To fulfill the mission, the National Cancer Institute and the National Human Genome Research Institute have launched The Cancer Genome Atlas Pilot Project. The pilot project will assess the feasibility of a full-scale effort to systematically explore the entire spectrum of genomic changes involved in human cancer. The overarching goal of The Cancer Genome Atlas is to improve our ability to diagnose, treat, and prevent cancer.

In the latest issue of Nature Medicine there is an interesting news article by Emily Waltz entitled "Informed Consent Issues Hobble Cancer Genome Scheme" (subscription needed). Waltz notes that the cancer genome project faces daunting ethical and practical hurdles. Here is a sample from the informative report:

Researchers plan to use more than 1,000 tumors from US tissue banks, but the samples will need to have signed consent forms from donors allowing their genetic information to be made publicly available. The tumors must also meet a long list of criteria: they must be of a certain quality and homogeneity, at a certain stage of development, preserved correctly and from patients not treated for cancer.

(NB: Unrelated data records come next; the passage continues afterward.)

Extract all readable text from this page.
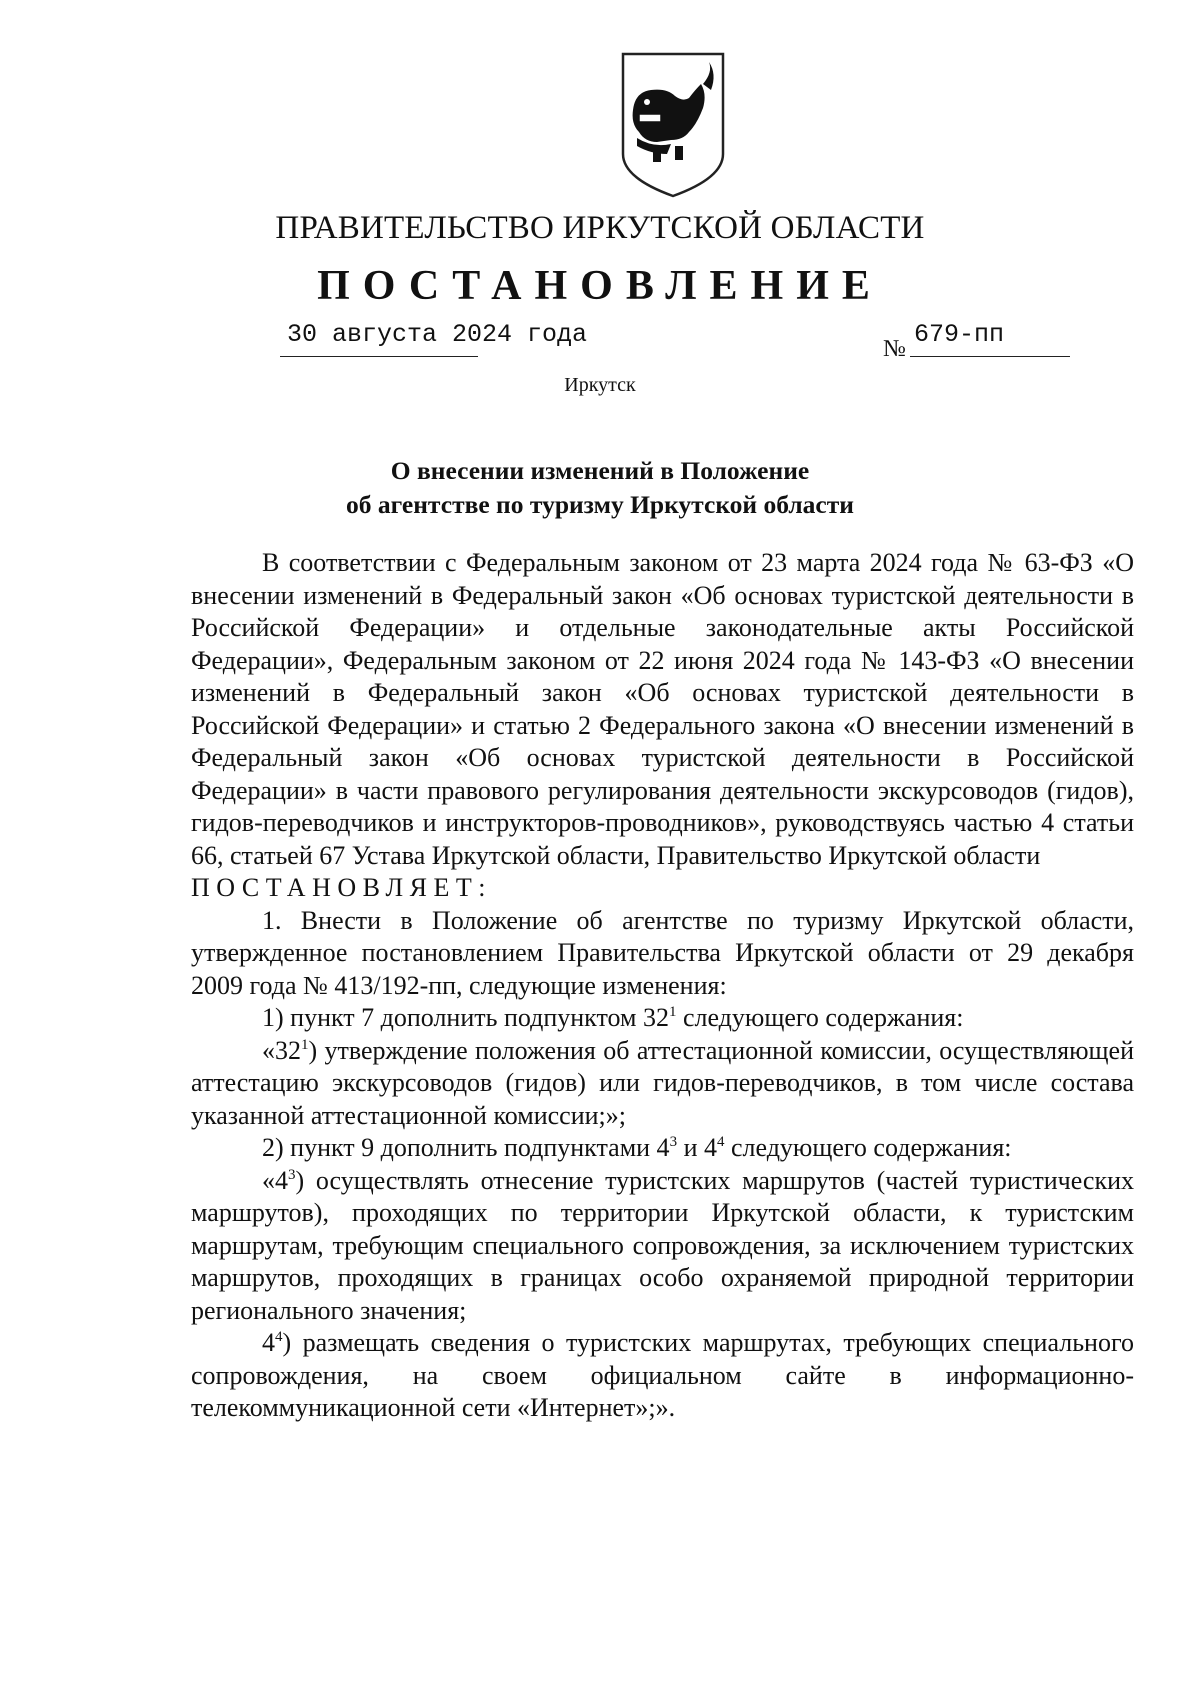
ПРАВИТЕЛЬСТВО ИРКУТСКОЙ ОБЛАСТИ
ПОСТАНОВЛЕНИЕ
30 августа 2024 года	№ 679-пп
Иркутск
О внесении изменений в Положение
об агентстве по туризму Иркутской области

В соответствии с Федеральным законом от 23 марта 2024 года № 63-ФЗ «О внесении изменений в Федеральный закон «Об основах туристской деятельности в Российской Федерации» и отдельные законодательные акты Российской Федерации», Федеральным законом от 22 июня 2024 года № 143-ФЗ «О внесении изменений в Федеральный закон «Об основах туристской деятельности в Российской Федерации» и статью 2 Федерального закона «О внесении изменений в Федеральный закон «Об основах туристской деятельности в Российской Федерации» в части правового регулирования деятельности экскурсоводов (гидов), гидов-переводчиков и инструкторов-проводников», руководствуясь частью 4 статьи 66, статьей 67 Устава Иркутской области, Правительство Иркутской области

ПОСТАНОВЛЯЕТ:

1. Внести в Положение об агентстве по туризму Иркутской области, утвержденное постановлением Правительства Иркутской области от 29 декабря 2009 года № 413/192-пп, следующие изменения:

1) пункт 7 дополнить подпунктом $32^1$ следующего содержания:

«$32^1$) утверждение положения об аттестационной комиссии, осуществляющей аттестацию экскурсоводов (гидов) или гидов-переводчиков, в том числе состава указанной аттестационной комиссии;»;

2) пункт 9 дополнить подпунктами $4^3$ и $4^4$ следующего содержания:

«$4^3$) осуществлять отнесение туристских маршрутов (частей туристических маршрутов), проходящих по территории Иркутской области, к туристским маршрутам, требующим специального сопровождения, за исключением туристских маршрутов, проходящих в границах особо охраняемой природной территории регионального значения;

$4^4$) размещать сведения о туристских маршрутах, требующих специального сопровождения, на своем официальном сайте в информационно-телекоммуникационной сети «Интернет»;».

But there simply may not be enough such samples, some experts predict. "It doesn't look wildly promising," says Sean Eddy, a geneticist at Washington University in St. Louis and a member of the advisory committee.

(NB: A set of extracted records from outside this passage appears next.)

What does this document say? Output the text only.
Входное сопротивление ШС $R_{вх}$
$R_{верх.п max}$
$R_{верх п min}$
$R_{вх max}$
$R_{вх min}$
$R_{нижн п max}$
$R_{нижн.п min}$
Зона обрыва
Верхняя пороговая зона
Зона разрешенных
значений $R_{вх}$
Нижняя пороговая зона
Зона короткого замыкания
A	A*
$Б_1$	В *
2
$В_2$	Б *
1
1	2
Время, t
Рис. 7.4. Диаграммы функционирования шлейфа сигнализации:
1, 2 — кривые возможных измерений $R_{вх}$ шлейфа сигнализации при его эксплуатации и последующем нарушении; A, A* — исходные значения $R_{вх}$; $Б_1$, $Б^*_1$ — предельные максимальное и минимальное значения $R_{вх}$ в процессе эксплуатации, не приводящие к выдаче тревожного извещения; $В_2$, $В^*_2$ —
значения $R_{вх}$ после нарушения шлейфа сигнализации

The organizers may instead have to track down donors, if they are still alive, and get broader consent—a costly, time-consuming and risky proposition.

Asking donors for permission also raises questions about the consent process, and how best to educate donors about the implications of posting their DNA on the internet.

"A big part is educating the patient to make sure they understand the risks," says Amy McGuire, a bioethicist at the Baylor College of Medicine in Houston. "It's very difficult when you're dealing with complex issues such as DNA sequencing and the risks and benefits of public data.

"There is a danger, for example, that new technology for searching genetic databases could allow employers, police departments, health insurance companies and even other scientists to abuse the information and to mine the data for other reasons, such as for forensics, stigmatizing racial studies or tracing biological parents".

The challenges facing The Cancer Genome Atlas are a good example of the challenges we collectively face as we aspire to pursue and implement the demands of "genetic justice". On the one hand, justice requires we support research that seeks to mitigate the arbitrary and tragic consequences of the natural lottery of life. Yet this aspiration can conflict with other requirements of justice, such as respecting consent and genetic privacy. How do we justly accommodate these diverse compelling concerns? These are important questions in need of serious consideration.